Thomas Hünicke zeigt wie man auch mit wenig Einkommen ein Vermögen aufbauen kann
Thomas Hünicke, geschäftsführender Gesellschafter, WBS Hünicke Vermögensverwaltung GmbH, Düsseldorf.

Die aktuellen Zahlen sind nur ansatzweise ein Grund zur Freude. Die gesetzliche Rente bleibt zwar Ruhestandsbaustein Nummer eins, aber die Notwendigkeit, private Vorsorge zu treffen, steigt und steigt.

Thomas Hünicke über die Altersvorsorge mit Emerging Markets

Mit der gesetzlichen Rente erhalten die Versicherten im Durchschnitt eine monatliche Rente von 1.070 Euro, was einer Ersatzquote von rund 48 Prozent ihres letzten Bruttoeinkommens entspricht, so das Ergebnis des neuen Vorsorgeatlas Deutschland, den das Forschungszentrum Generationenverträge der Universität Freiburg unter Leitung von Professor Bernd Raffelhüschen im Auftrag von Union Investment erstellt hat.

Zur Sicherung des Lebensstandards im Alter sind aber mindestens 60 Prozent nötig – und die Lücken steigen. Die heute 20- bis 34-Jährigen kommen auf eine Rentenquote von lediglich 38,6 Prozent, sodass sie viel stärker privat vorsorgen müssen als die Generation der heute 50- bis 65-Jährigen. Diese können mit einer Ersatzquote von 64,1 Prozent alleine mit der gesetzlichen Rente ihren Lebensstandard sichern, wie die Studie herausstellt.

Insofern kommt es mehr denn je darauf an, eine professionelle Strategie für die private Altersvorsorge zu finden und alternative Assetklassen beizumischen, die bislang möglicherweise weniger im Fokus gestanden haben. Dazu zählen beispielsweise Investments in die Emerging Markets, sei es in Form von Aktien oder Anleihen, aktiv oder passiv, sei es direkt oder über einen Fondsmanager mit besonderer Kompetenz in der Region. Zu den Emerging Markets gehören osteuropäische, süd- und ostasiatische Länder, aber auch Russland, Indien, China sowie eine Reihe mittel- und südamerikanischer Staaten.

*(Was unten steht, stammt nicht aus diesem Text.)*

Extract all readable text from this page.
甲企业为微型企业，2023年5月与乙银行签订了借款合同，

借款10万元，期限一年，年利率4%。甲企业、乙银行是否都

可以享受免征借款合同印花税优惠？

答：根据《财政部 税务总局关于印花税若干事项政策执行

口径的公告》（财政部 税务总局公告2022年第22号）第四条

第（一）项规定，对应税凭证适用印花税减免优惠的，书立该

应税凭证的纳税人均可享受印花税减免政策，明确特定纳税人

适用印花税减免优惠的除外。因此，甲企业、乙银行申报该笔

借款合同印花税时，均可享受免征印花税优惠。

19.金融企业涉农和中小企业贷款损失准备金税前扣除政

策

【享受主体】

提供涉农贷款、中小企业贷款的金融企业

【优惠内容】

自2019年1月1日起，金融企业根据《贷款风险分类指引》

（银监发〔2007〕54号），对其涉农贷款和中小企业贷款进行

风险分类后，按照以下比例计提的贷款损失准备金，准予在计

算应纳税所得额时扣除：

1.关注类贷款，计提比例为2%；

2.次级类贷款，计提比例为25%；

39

Das Besondere an den Emerging Markets sind die guten Renditeaussichten der Indizes. Der südkoreanische KOSPI, der wichtigste Aktienindex des Landes, hat in den vergangenen fünf Jahren fast 30 Prozent zugelegt und ist seit April 2016 völlig ohne Kursverluste gewachsen. Der Mexico-IPC hat sich in den vergangenen zehn Jahren sogar verdoppelt.

Auch auf Anleihenseite ist einiges los. Bei Emerging-Markets-Unternehmensanleihen handelt es sich um eine breit diversifizierte Anlageklasse, die mit einem Volumen von über 1,8 Billionen US-Dollar noch um 20 Prozent größer als der US-Hochzinsmarkt ist.

Bei Investments in die Emerging Markets ist vor allem eines gefragt: Geduld und ein langfristiger Horizont. Trotz der Kursgewinne unterliegen die Schwellenländer-Indizes natürlich auch Schwankungen und unterscheiden sich dementsprechend nicht erheblich von den bekannten großen Indizes. Deshalb sind Investments in Mexiko, Vietnam etc. keine kurzfristigen Selbstläufer.

Sollen die Anlagen ihren Beitrag zur privaten Ruhestandsfinanzierung leisten, müssen sie auf Jahre und Jahrzehnte ausgerichtet werden. Und es muss die Entscheidung getroffen werden, ob direkte Einzelinvestments getätigt oder die Emerging Markets über ETFs etc. abgedeckt werden sollen. Dieser Weg kann Sinn ergeben, wenn viele Jahre Zeit ist, um die notwendige Rendite zu erwirtschaften.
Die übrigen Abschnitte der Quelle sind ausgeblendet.